What struck me most was how homely her room looked. There were heaps of photos scattered around the room from four generations of family. She smiled warmly as I looked at the photo of her great grandchildren and started telling me all about them.
The conversation moved to what her goals were and what mattered to her. She glanced at the beaker in a straw on her table and then flashed a smile “I miss a cup of tea. I really wish that my hands could hold a cup and I could sip from it like a normal person.”
A referral to an OT was not needed as the care home staff came up with some cunning solutions to this problem, and before long she was drinking from a modified long-handled mug.
Another key issue that caused her sadness was that she had four brothers and sisters, all of whom were in care homes up and down the country. Tears filled her eyes and she shook her head “I know I will probably never see them again.” She lifted her head up, her tears replaced by the typical stoicism that we see in the eyes of older people “I’ve said my goodbyes in my heart. I suspect they have too…”

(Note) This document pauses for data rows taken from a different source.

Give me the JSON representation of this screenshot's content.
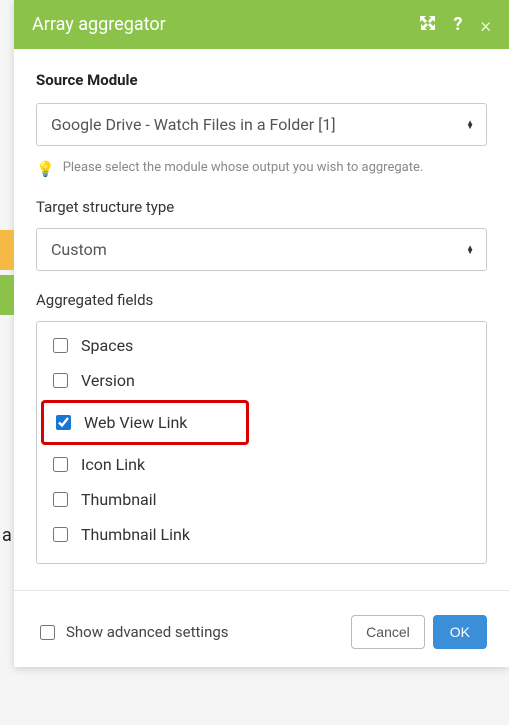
{
  "header": {
    "title": "Array aggregator"
  },
  "source": {
    "label": "Source Module",
    "value": "Google Drive - Watch Files in a Folder [1]",
    "hint": "Please select the module whose output you wish to aggregate."
  },
  "targetType": {
    "label": "Target structure type",
    "value": "Custom"
  },
  "aggregated": {
    "label": "Aggregated fields",
    "fields": [
      {
        "label": "Spaces",
        "checked": false,
        "highlight": false
      },
      {
        "label": "Version",
        "checked": false,
        "highlight": false
      },
      {
        "label": "Web View Link",
        "checked": true,
        "highlight": true
      },
      {
        "label": "Icon Link",
        "checked": false,
        "highlight": false
      },
      {
        "label": "Thumbnail",
        "checked": false,
        "highlight": false
      },
      {
        "label": "Thumbnail Link",
        "checked": false,
        "highlight": false
      }
    ]
  },
  "footer": {
    "advanced": "Show advanced settings",
    "cancel": "Cancel",
    "ok": "OK"
  }
}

I looked at her son. “Do you have a laptop?”
“Yeah” he replied quizzically.
“Are you good with internet and apps? Things like that?”
“Yeah” his quizzical stare in his eyes suddenly gave way to a ‘eureka’ moment. He explained to his mother how he could arrange things so that she could video call her brothers and sisters using Skype.
“It’s not perfect, Mom, but it could be really good fun and you would all be able to see each other…”
She cried with happiness and thanked him (and her other children not present) for being so kind and thoughtful.
“You have always taken care of us, Mom.” He blinked back his tears.
“Now it’s our turn.”
So when I think of fun-guarding, I think of the family. We need to change our mindset. Older people in care homes are people first. They are still living, still in need of fun and happiness, which is bred from love and being loved.
Family are crucial to ensuring the memories of yesteryear are not lost, and the memories of tomorrow are successfully created today.